Lever des capitaux si on a pas un modèle de qualité et/ou si on a pas vraiment la capacité d'exécution, cela ne peut pas créer beaucoup de valeur économique.
Si par contre on a un modèle de qualité moyenne mais que celui-ci prendra toute sa valeur dans un autre contexte, ie adossé à un groupe plus puissant qui apportera quelques facteurs clés de succès, là il y a effectivement intérêt à vendre, modulo la question du timing pour optimiser la sortie.
Par ailleurs, 3 bons conseils : il faut toujours rester ouvert, flexible et optimiste. Je veux dire par là que même si un modèle est mauvais ou médiocre, on peut quasiment toujours partir des quelques bonnes bases et acquis existants pour le réinventer, le repositionner et en faire un modèle correct voire brillant (ce qui demande cependant de savoir opérer une analyse très juste).

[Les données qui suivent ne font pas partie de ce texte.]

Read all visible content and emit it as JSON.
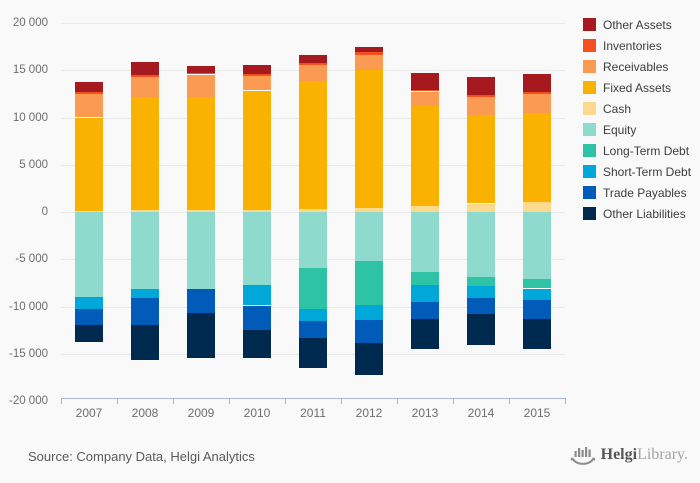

C'est d'ailleurs très rare d'avoir un bon modèle du 1er coup. Il faut donc toujours rester lucide, pragmatique, réaliste, ne pas s'entêter quand de façon évidente le "marché" ne va pas du tout dans le même sens que vous, ni ne frémit dans le même sens que vous ! Peu importe de se planter une ou plusieurs fois si in fine on arrive à dégager de la valeur qui paye les pots cassés initialement.
Et pour arriver in fine à dégager de la valeur, une seule règle, ne pas aller au tapis ! Comme dans un ring, tant qu'on peut se relever, il y a de l'espoir.
Quand on lance un modèle nouveau, et c'est souvent le cas des modèles Internet, on se lance un peu dans l'inconnu, il est donc normal de se planter. Mais ce qui l'est beaucoup moins, c'est de ne pas être lucide et de s'entêter à ne pas écouter le marché !
En bref, se vendre ou lever des capitaux pour accélérer ne peut pas être une démarche parallèle, mais doit essentiellement être l'aboutissement d'une vraie réflexion de fond.